Médicos pedem cautela
A pediatra Denise Leite Chaves acredita que as famílias precisam avaliar a higiene natural com cuidado antes de colocar o método em prática. Diretora da Sociedade de Pediatria do Rio Grande do Sul, a médica ressalta que os estudos sobre a elimination communication existem, mas não há um conjunto significativo de dados disponíveis que aponte os impactos do método a longo prazo. Alguns autores pontuam, inclusive, prejuízos por um desfralde precoce, como impacto psicológico, risco aumentado de infecção urinária, constipação e enurese — os dados vão de encontro às publicações dos últimos cinco anos reunidas por Fernanda Paz, que defende existirem diferenças entre "desfralde precoce" e "higiene natural". Hoje, as entidades de pediatria não recomendam a prática com tranquilidade, mesmo que alguns médicos já se posicionem a favor.
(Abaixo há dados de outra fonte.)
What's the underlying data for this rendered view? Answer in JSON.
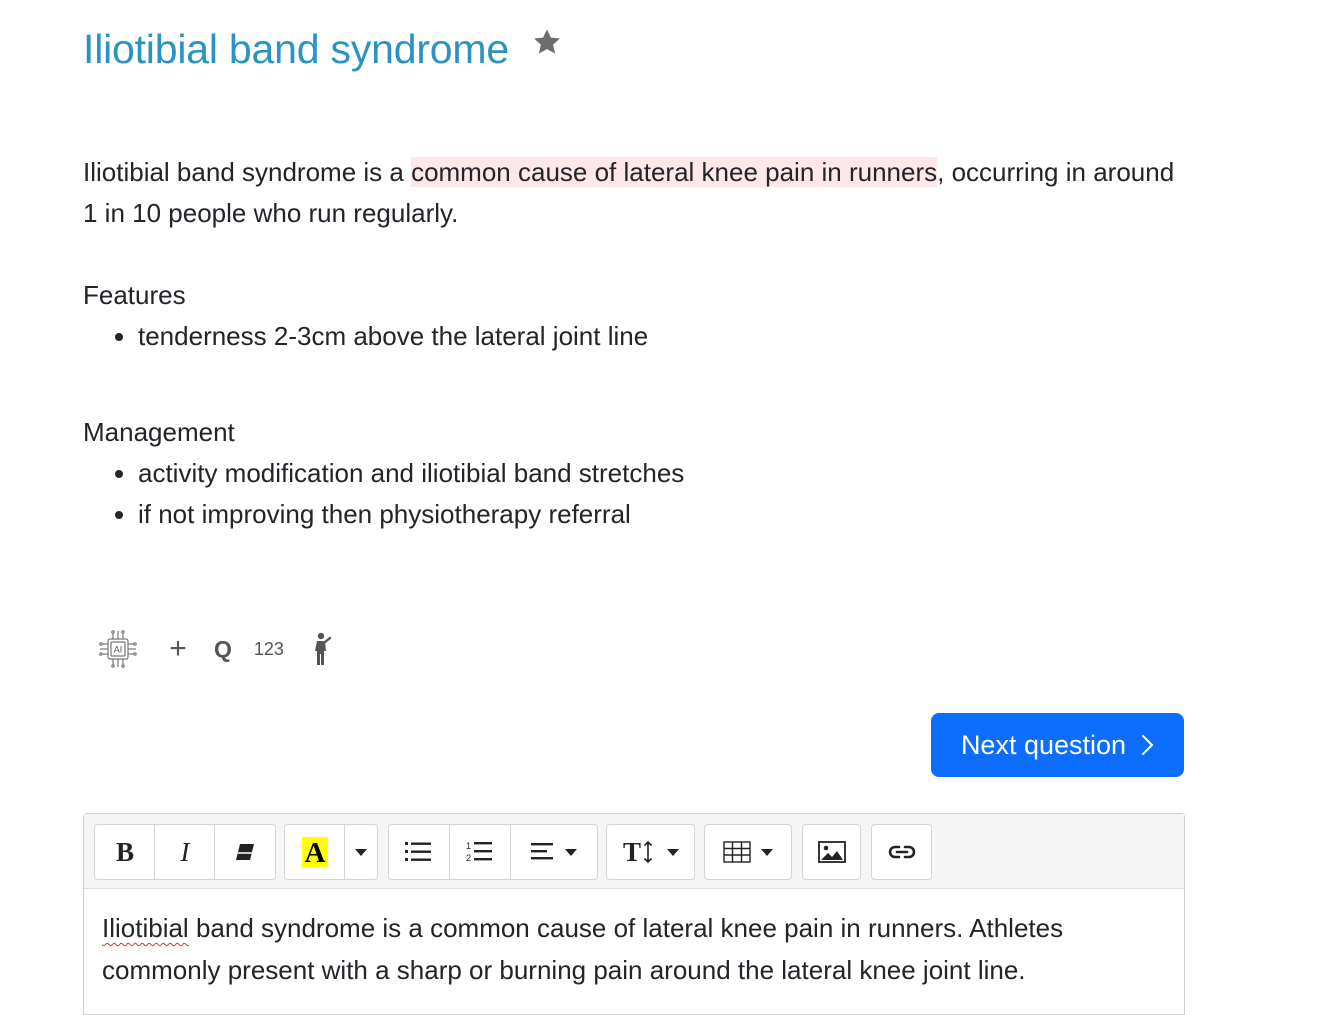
{
  "page": {
    "title": "Iliotibial band syndrome",
    "intro_before": "Iliotibial band syndrome is a ",
    "intro_highlight": "common cause of lateral knee pain in runners",
    "intro_after": ", occurring in around 1 in 10 people who run regularly.",
    "features_heading": "Features",
    "features": [
      "tenderness 2-3cm above the lateral joint line"
    ],
    "management_heading": "Management",
    "management": [
      "activity modification and iliotibial band stretches",
      "if not improving then physiotherapy referral"
    ]
  },
  "tools": {
    "ai_label": "AI",
    "plus_label": "+",
    "q_label": "Q",
    "number_label": "123"
  },
  "next_button": {
    "label": "Next question"
  },
  "editor": {
    "misspelled_word": "Iliotibial",
    "body_rest": " band syndrome is a common cause of lateral knee pain in runners. Athletes commonly present with a sharp or burning pain around the lateral knee joint line."
  },
  "colors": {
    "title": "#2a93c2",
    "highlight": "#fde7e9",
    "primary_button": "#0d6efd",
    "highlight_letter": "#ffff00"
  },
  "icons": [
    "star-icon",
    "ai-chip-icon",
    "plus-icon",
    "q-icon",
    "person-icon",
    "chevron-right-icon",
    "bold-icon",
    "italic-icon",
    "eraser-icon",
    "highlight-color-icon",
    "bullet-list-icon",
    "numbered-list-icon",
    "align-icon",
    "font-size-icon",
    "table-icon",
    "image-icon",
    "link-icon"
  ]
}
— É preciso rigor científico. Sabemos que a criança pode ser treinada, mas ainda se considera muito precoce essa iniciação ao desfralde antes de 18 meses. Há um desenvolvimento neurológico a ser respeitado, um amadurecimento. Ainda mais quando se pensa em um recém-nascido ou um bebê de poucos meses, que é imaturo anatomicamente. Pode até trazer riscos — afirma Denise.
Para a médica, mães e pais devem buscar o bom senso e fugir dos radicalismos. E, caso queiram dar início à higiene natural a partir de um ano e meio, é indicado encarar o processo como mais uma oportunidade de conexão entre cuidador e criança, sem pressão e com muito amor.
— Comece devagar, seja flexível. Precisamos respeitar o tempo da criança, cada uma é de um jeito. Inclusive quando o assunto é o desfralde.